Immunoblot analysis of HIF-1α and GAPDH protein expression in cell lysates following siRNA-mediated silencing of eIF3 A-M, eIF4 E, G1–3 and eIF5 in HuH7 cells in presence or absence of SAHA+MG132. Quantitative analysis of the level of HIF-1α in response to silencing of the indicated eIF in HuH7 cells. Data shown denote the fold change in HIF-1α protein expression relative to MG132 treatment alone (black bar) (mean ± SD, n = 3). Asterisks indicates p<0.05 as determined by two-tailed t-test using Scr control (grey bar) as the reference and # indicates p<0.05 as determined by two-tailed t-test using MG132 (black bar) as the reference. In all panels GAPDH is used as loading control.
Figure 5.
Combined effect of eIF3H silencing and SAHA treament.
(A–B) Immunoblot analysis of HIF-1α, p53, eIF3H and GAPDH protein expression in cell lysates following siRNA-mediated silencing of eIF3H (sieIF3H) in presence or absence of SAHA+DFO (A) or SAHA+MG132 (B) in HuH7 cells. Quantitative analysis of the level of HIF-1α in response to silencing of the indicated eIF3H in HuH7 cells. Data shown denote the fold change in HIF-1α protein expression relative to DFO treatment+Scr control (A) MG132 treatment+Scr control (B) (black bar) (mean ± SD, n = 3). Asterisks indicates p<0.05 as determined by two-tailed t-test using Scr control+DFO (A) or Scr control+MG132 (B) (black bar) as the reference and # indicates p<0.05 as determined by two-tailed t-test using SAHA+MG132 (B) or SAHA+DFO (grey bar) as the reference. In all panels GAPDH is used as loading control.
Figure 6.
A model for SAHA mediated effects on HIF-1α translation.
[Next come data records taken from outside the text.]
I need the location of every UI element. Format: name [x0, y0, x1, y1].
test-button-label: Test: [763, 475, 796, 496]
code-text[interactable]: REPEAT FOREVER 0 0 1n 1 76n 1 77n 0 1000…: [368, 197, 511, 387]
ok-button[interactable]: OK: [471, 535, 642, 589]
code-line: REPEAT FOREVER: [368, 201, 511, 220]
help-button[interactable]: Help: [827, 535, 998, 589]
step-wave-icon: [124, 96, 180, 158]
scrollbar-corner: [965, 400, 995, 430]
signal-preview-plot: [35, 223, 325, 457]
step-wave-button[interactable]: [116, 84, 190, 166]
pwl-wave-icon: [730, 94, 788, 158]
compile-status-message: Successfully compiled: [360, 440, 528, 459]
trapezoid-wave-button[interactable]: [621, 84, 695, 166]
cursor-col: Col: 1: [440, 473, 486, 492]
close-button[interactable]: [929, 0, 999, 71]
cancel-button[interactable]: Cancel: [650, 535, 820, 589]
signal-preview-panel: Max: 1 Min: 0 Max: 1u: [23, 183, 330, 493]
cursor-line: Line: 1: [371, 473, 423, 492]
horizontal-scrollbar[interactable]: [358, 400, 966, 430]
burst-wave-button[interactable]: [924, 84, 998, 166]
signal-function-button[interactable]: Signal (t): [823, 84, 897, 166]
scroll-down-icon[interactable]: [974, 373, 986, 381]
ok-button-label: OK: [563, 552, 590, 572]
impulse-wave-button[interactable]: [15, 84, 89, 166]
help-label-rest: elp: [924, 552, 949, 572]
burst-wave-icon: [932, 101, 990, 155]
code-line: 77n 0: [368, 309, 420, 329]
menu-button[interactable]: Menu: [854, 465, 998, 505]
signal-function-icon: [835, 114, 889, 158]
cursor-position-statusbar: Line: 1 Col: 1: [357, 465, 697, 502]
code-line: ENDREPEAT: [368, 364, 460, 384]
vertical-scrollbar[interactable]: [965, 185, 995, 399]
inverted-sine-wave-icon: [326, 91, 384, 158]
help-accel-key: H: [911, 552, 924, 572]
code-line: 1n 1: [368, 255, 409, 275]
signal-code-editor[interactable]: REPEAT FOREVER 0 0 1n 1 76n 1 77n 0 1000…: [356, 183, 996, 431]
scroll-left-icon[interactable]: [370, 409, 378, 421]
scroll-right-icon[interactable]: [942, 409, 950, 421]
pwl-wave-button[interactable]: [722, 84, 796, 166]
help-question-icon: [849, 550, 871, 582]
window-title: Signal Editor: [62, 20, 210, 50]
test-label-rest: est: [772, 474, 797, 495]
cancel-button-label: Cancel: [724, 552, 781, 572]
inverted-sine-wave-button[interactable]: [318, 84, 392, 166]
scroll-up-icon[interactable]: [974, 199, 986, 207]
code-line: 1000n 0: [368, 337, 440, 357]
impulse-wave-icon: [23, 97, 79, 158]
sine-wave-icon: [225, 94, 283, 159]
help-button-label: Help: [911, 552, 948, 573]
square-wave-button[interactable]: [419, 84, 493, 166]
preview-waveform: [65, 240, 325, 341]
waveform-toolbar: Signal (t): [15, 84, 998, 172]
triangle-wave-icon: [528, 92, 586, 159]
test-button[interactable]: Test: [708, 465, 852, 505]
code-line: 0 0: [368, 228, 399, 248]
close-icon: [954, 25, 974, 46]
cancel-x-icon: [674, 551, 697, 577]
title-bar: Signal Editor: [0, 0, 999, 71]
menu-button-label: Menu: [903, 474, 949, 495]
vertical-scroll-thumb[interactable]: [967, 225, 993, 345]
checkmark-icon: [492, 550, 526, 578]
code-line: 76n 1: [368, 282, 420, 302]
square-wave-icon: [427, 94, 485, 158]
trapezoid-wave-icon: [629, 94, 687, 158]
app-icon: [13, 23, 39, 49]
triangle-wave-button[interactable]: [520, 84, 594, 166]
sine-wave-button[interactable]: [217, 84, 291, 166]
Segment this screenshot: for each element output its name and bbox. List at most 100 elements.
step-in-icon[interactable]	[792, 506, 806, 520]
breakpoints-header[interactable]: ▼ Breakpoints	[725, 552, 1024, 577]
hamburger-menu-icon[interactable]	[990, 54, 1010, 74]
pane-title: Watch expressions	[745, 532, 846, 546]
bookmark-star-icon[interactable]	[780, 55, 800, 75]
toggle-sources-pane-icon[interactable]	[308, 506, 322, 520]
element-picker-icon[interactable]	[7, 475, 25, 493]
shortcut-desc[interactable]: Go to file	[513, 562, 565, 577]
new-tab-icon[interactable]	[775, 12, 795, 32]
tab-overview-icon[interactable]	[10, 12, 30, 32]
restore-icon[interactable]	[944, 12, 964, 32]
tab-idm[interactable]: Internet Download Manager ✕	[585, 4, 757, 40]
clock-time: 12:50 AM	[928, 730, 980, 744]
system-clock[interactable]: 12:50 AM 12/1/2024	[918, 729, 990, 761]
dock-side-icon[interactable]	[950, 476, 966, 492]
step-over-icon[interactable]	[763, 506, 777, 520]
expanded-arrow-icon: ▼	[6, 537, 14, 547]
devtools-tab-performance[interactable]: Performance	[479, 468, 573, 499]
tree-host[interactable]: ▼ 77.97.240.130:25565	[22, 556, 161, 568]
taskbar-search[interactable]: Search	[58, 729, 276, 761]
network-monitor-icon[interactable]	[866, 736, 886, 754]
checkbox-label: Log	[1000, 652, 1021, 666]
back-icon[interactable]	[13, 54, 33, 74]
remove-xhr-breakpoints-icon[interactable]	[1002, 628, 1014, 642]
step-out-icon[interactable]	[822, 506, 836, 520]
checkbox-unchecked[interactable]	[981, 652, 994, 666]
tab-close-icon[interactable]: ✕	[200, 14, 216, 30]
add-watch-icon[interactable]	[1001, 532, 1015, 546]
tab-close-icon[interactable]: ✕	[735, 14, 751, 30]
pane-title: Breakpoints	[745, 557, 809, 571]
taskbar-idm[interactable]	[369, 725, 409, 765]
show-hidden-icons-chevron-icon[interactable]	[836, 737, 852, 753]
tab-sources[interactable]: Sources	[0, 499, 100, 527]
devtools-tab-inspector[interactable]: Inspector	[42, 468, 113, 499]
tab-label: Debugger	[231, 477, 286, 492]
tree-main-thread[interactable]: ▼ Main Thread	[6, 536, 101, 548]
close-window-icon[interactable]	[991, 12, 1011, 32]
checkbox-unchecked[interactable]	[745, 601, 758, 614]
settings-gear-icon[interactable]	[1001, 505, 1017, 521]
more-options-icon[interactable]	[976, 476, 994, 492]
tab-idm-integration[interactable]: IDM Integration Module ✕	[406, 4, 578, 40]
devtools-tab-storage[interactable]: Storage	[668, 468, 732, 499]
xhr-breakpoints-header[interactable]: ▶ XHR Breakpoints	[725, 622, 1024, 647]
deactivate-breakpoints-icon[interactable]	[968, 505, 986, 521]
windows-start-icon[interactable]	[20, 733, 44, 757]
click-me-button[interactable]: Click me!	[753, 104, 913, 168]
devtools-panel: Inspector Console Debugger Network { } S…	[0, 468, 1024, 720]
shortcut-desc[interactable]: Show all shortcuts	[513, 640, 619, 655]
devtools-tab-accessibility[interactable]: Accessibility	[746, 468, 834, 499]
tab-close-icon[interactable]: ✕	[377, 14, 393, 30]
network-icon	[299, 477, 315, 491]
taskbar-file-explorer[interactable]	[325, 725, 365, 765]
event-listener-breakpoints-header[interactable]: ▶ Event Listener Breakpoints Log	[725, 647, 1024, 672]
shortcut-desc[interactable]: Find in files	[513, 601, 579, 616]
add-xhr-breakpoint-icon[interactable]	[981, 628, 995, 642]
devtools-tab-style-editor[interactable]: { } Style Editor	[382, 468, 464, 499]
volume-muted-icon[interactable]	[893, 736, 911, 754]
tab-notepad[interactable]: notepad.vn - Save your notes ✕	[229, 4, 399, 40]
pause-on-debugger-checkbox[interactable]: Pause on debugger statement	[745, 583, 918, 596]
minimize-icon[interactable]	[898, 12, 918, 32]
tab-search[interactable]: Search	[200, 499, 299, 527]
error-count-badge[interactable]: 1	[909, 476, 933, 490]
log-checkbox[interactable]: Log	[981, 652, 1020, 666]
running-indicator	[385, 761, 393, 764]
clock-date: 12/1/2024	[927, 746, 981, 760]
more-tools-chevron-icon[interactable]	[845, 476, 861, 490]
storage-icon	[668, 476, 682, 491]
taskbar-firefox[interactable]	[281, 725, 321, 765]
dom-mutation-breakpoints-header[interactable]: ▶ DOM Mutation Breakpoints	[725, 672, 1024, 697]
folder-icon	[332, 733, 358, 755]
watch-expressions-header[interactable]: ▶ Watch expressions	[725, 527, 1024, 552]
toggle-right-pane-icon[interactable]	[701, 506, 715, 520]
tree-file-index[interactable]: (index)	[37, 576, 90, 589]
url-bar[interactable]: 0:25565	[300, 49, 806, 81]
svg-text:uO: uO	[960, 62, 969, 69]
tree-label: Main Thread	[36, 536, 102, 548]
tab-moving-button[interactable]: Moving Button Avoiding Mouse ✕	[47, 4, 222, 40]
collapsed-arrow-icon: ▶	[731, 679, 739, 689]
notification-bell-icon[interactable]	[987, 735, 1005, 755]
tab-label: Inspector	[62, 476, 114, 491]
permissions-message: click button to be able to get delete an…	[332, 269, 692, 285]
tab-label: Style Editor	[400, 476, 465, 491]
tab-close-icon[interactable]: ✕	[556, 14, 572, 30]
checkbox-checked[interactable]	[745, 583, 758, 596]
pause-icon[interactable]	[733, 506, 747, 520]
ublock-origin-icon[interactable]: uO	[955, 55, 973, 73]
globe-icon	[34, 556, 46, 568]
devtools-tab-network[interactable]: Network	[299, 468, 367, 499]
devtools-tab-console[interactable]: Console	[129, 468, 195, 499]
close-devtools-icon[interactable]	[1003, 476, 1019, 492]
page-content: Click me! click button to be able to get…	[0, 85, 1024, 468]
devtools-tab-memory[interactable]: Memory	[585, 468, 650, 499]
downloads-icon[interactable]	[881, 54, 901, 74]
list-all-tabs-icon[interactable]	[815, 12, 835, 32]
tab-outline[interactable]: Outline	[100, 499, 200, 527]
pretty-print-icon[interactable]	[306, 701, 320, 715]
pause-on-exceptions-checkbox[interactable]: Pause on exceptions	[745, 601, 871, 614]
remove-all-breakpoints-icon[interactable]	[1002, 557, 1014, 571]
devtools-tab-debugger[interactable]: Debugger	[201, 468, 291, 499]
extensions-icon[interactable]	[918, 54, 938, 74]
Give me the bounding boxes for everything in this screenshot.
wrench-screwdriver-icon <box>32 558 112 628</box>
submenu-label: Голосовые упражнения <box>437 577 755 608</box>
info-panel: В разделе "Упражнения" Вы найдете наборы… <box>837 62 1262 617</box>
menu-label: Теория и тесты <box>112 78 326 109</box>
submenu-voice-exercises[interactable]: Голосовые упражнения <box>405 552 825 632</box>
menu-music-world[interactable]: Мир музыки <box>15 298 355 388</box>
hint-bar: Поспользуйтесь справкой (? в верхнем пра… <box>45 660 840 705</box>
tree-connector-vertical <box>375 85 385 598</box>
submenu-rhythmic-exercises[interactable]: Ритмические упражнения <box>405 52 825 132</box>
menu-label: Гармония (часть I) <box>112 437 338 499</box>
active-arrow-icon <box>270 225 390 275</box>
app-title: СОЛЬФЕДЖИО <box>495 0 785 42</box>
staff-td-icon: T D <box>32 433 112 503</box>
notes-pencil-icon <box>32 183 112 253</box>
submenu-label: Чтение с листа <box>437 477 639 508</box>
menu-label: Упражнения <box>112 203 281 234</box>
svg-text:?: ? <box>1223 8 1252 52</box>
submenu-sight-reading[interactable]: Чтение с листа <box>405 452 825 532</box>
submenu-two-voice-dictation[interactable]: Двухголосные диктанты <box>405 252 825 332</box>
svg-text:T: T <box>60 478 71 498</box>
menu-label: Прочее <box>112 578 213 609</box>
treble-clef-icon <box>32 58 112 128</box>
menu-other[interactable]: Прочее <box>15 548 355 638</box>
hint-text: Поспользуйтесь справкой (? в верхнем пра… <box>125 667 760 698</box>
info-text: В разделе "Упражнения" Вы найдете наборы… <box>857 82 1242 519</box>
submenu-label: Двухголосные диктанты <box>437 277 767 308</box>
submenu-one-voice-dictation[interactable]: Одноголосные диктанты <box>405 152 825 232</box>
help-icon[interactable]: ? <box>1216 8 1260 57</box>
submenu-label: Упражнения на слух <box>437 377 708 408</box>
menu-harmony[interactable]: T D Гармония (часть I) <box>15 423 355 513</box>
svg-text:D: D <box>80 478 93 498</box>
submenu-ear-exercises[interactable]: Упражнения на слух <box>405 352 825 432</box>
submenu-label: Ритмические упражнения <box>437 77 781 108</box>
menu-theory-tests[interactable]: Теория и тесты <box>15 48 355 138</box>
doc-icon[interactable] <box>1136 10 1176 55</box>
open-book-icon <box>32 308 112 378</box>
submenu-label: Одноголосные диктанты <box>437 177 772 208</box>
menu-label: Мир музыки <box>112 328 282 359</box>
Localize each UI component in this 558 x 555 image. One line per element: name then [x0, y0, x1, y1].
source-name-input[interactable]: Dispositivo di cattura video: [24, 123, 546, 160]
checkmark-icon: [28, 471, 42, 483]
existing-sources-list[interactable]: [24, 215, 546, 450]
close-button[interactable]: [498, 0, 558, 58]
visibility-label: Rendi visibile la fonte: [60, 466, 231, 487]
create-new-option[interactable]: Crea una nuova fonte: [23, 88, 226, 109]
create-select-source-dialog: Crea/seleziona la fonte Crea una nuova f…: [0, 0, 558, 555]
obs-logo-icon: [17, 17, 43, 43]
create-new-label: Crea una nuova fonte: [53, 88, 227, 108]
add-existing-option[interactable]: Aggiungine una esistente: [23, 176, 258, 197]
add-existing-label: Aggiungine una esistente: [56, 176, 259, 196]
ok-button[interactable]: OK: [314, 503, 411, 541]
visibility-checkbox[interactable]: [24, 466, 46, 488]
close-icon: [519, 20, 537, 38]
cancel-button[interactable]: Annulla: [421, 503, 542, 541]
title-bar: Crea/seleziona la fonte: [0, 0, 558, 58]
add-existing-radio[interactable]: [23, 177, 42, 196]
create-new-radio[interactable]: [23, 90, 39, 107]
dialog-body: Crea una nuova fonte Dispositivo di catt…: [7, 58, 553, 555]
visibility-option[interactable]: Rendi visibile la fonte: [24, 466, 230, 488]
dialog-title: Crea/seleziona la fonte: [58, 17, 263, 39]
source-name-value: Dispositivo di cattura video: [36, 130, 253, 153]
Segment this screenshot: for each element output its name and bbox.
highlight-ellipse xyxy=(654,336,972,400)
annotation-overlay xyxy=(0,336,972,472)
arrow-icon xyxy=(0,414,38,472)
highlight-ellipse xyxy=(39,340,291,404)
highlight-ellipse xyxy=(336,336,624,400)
In non-treated conditions (left panel-A), HIF-1α translation is controlled by HDAC9 and then HIF-1α mRNA is translated in protein. Following SAHA treatment (middle panel-B), HDAC9 is inhibited and we suggest that SAHA could promote mRNA and protein expression of an unknown protein (referred as X) that controls HIF-1α translation. As a result of this, the unknown protein could repress specifically HIF-1α translation. Upon the combined treatment SAHA and eIF3G silencing (right panel-C), we suggest that eIF3G may play a regulatory role in translation of the mRNA coding the unknown protein. By consequence, the silencing of eIF3G results in the inhibition of the unknown protein translation. As the expression of this unknown protein is down regulated, HIF-1α translation is not repressed anymore and could be translated de novo.